Tulsi Gabbard (D-HI) has appealed to certain sects of the Democratic Party given her history of going against the grain and establishing herself as someone who won’t always choose what is popular just because the establishment wants it. She also served in the military during the war in Iraq. It is still unclear, however, if her name is recognizable enough to carry her to the nomination.

Andrew Yang is another such candidate without much recognition, but his platform is radical, not in terms of politics, but in terms of content. While many are focusing on identity and experience, Yang is speaking to issues like technology and automation. Believing that the future is closer than we know, Yang has spoken extensively about the potential pitfalls of an increasingly automated world. He has even advocated for universal basic income as a way to combat joblessness when automation renders large parts of the population unemployed.

While there is no clear frontrunner, it is still early, and the playing field has yet to settle.
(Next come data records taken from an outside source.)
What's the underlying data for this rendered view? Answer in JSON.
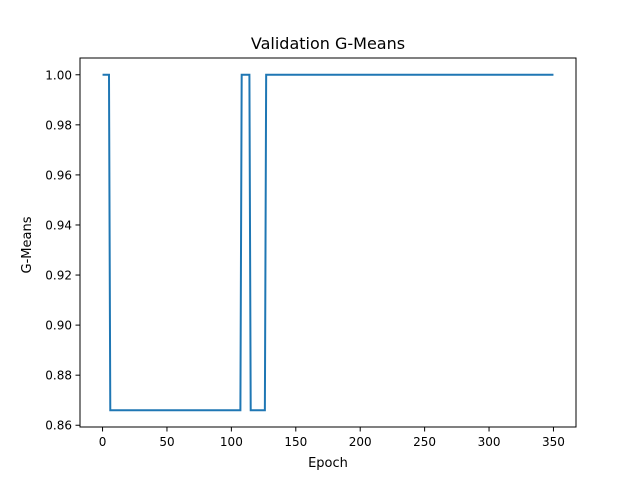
{
  "chart_data": {
    "type": "line",
    "title": "Validation G-Means",
    "xlabel": "Epoch",
    "ylabel": "G-Means",
    "xlim": [
      -17.5,
      367.5
    ],
    "ylim": [
      0.8593,
      1.0067
    ],
    "xticks": [
      0,
      50,
      100,
      150,
      200,
      250,
      300,
      350
    ],
    "yticks": [
      0.86,
      0.88,
      0.9,
      0.92,
      0.94,
      0.96,
      0.98,
      1.0
    ],
    "xtick_labels": [
      "0",
      "50",
      "100",
      "150",
      "200",
      "250",
      "300",
      "350"
    ],
    "ytick_labels": [
      "0.86",
      "0.88",
      "0.90",
      "0.92",
      "0.94",
      "0.96",
      "0.98",
      "1.00"
    ],
    "grid": false,
    "series": [
      {
        "color": "#1f77b4",
        "x": [
          0,
          5,
          6,
          107,
          108,
          114,
          115,
          126,
          127,
          350
        ],
        "y": [
          1.0,
          1.0,
          0.866,
          0.866,
          1.0,
          1.0,
          0.866,
          0.866,
          1.0,
          1.0
        ]
      }
    ]
  }
}
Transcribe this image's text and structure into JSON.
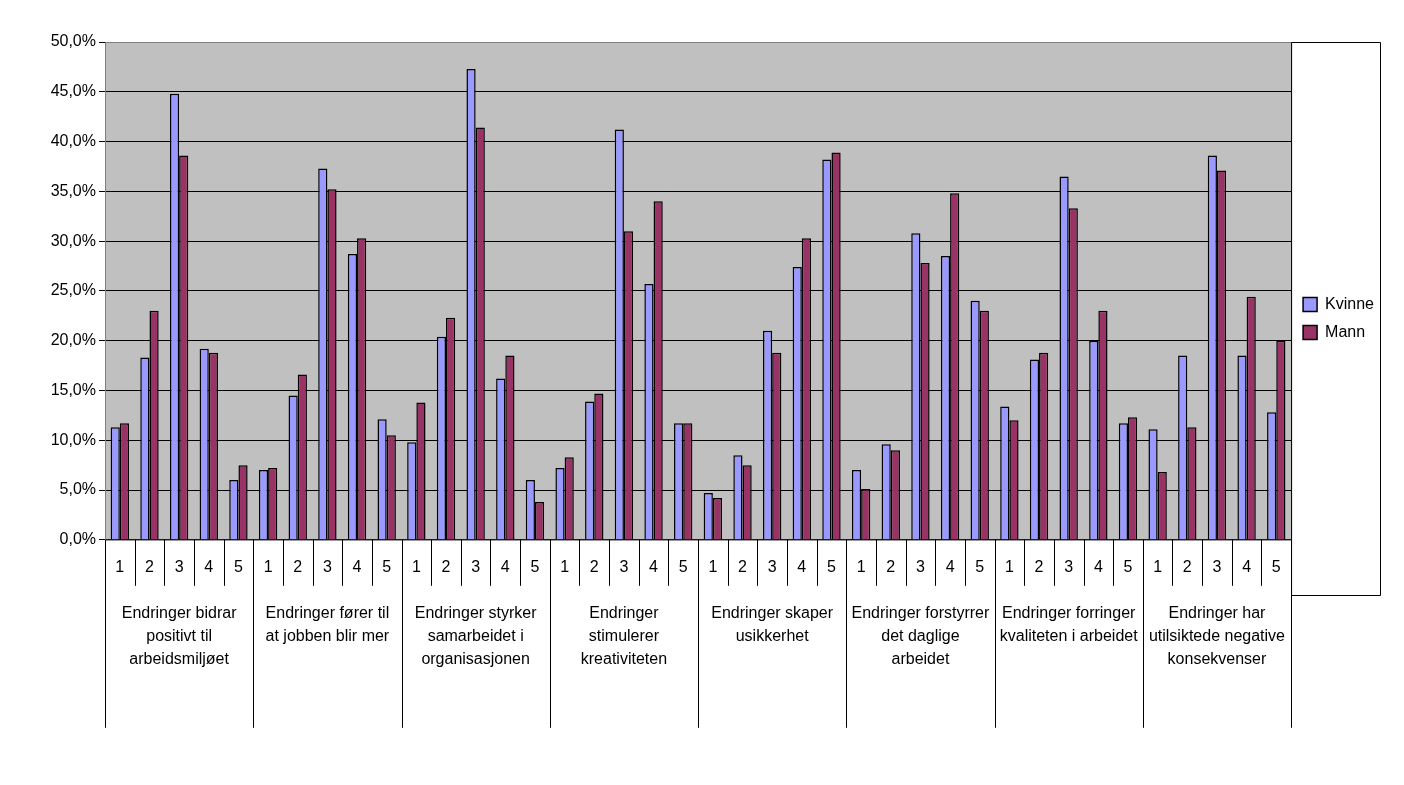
{
  "chart_data": {
    "type": "bar",
    "categories": [
      "1",
      "2",
      "3",
      "4",
      "5",
      "1",
      "2",
      "3",
      "4",
      "5",
      "1",
      "2",
      "3",
      "4",
      "5",
      "1",
      "2",
      "3",
      "4",
      "5",
      "1",
      "2",
      "3",
      "4",
      "5",
      "1",
      "2",
      "3",
      "4",
      "5",
      "1",
      "2",
      "3",
      "4",
      "5",
      "1",
      "2",
      "3",
      "4",
      "5"
    ],
    "series": [
      {
        "name": "Kvinne",
        "color": "#9999ff",
        "values": [
          11.3,
          18.3,
          44.8,
          19.2,
          6.0,
          7.0,
          14.5,
          37.3,
          28.7,
          12.1,
          9.8,
          20.4,
          47.3,
          16.2,
          6.0,
          7.2,
          13.9,
          41.2,
          25.7,
          11.7,
          4.7,
          8.5,
          21.0,
          27.4,
          38.2,
          7.0,
          9.6,
          30.8,
          28.5,
          24.0,
          13.4,
          18.1,
          36.5,
          20.0,
          11.7,
          11.1,
          18.5,
          38.6,
          18.5,
          12.8
        ]
      },
      {
        "name": "Mann",
        "color": "#993366",
        "values": [
          11.7,
          23.0,
          38.6,
          18.8,
          7.5,
          7.2,
          16.6,
          35.2,
          30.3,
          10.5,
          13.8,
          22.3,
          41.4,
          18.5,
          3.8,
          8.3,
          14.7,
          31.0,
          34.0,
          11.7,
          4.2,
          7.5,
          18.8,
          30.3,
          38.9,
          5.1,
          9.0,
          27.8,
          34.8,
          23.0,
          12.0,
          18.8,
          33.3,
          23.0,
          12.3,
          6.8,
          11.3,
          37.1,
          24.4,
          20.0
        ]
      }
    ],
    "annotations": [
      "Endringer bidrar positivt til arbeidsmiljøet",
      "Endringer fører til at jobben blir mer",
      "Endringer styrker samarbeidet i organisasjonen",
      "Endringer stimulerer kreativiteten",
      "Endringer skaper usikkerhet",
      "Endringer forstyrrer det daglige arbeidet",
      "Endringer forringer kvaliteten i arbeidet",
      "Endringer har utilsiktede negative konsekvenser"
    ],
    "ylim": [
      0,
      50
    ],
    "yticks": [
      {
        "value": 0,
        "label": "0,0%"
      },
      {
        "value": 5,
        "label": "5,0%"
      },
      {
        "value": 10,
        "label": "10,0%"
      },
      {
        "value": 15,
        "label": "15,0%"
      },
      {
        "value": 20,
        "label": "20,0%"
      },
      {
        "value": 25,
        "label": "25,0%"
      },
      {
        "value": 30,
        "label": "30,0%"
      },
      {
        "value": 35,
        "label": "35,0%"
      },
      {
        "value": 40,
        "label": "40,0%"
      },
      {
        "value": 45,
        "label": "45,0%"
      },
      {
        "value": 50,
        "label": "50,0%"
      }
    ],
    "grid": "y",
    "legend": "right"
  }
}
Bernie Sanders might have the best shot at winning, considering his campaign in 2016 and current outlook. However, the Democratic Party will need to realize Clinton’s mistakes and reconcile not just because they feel the vote was stolen from Bernie, but because he has the platform and integrity necessary to beat out Trump at the polls.

Trump sits, on any given day, at just over 40 percent popularity, a figure that will likely be reflected his vote share. The Democrats are drowning out their messages amidst a conflicted base whose voice lacks unity. In order to beat Trump they need to stand unified on a platform, and choose a candidate who best encapsulates that platform. Unless they can do that, Trump will likely be reelected.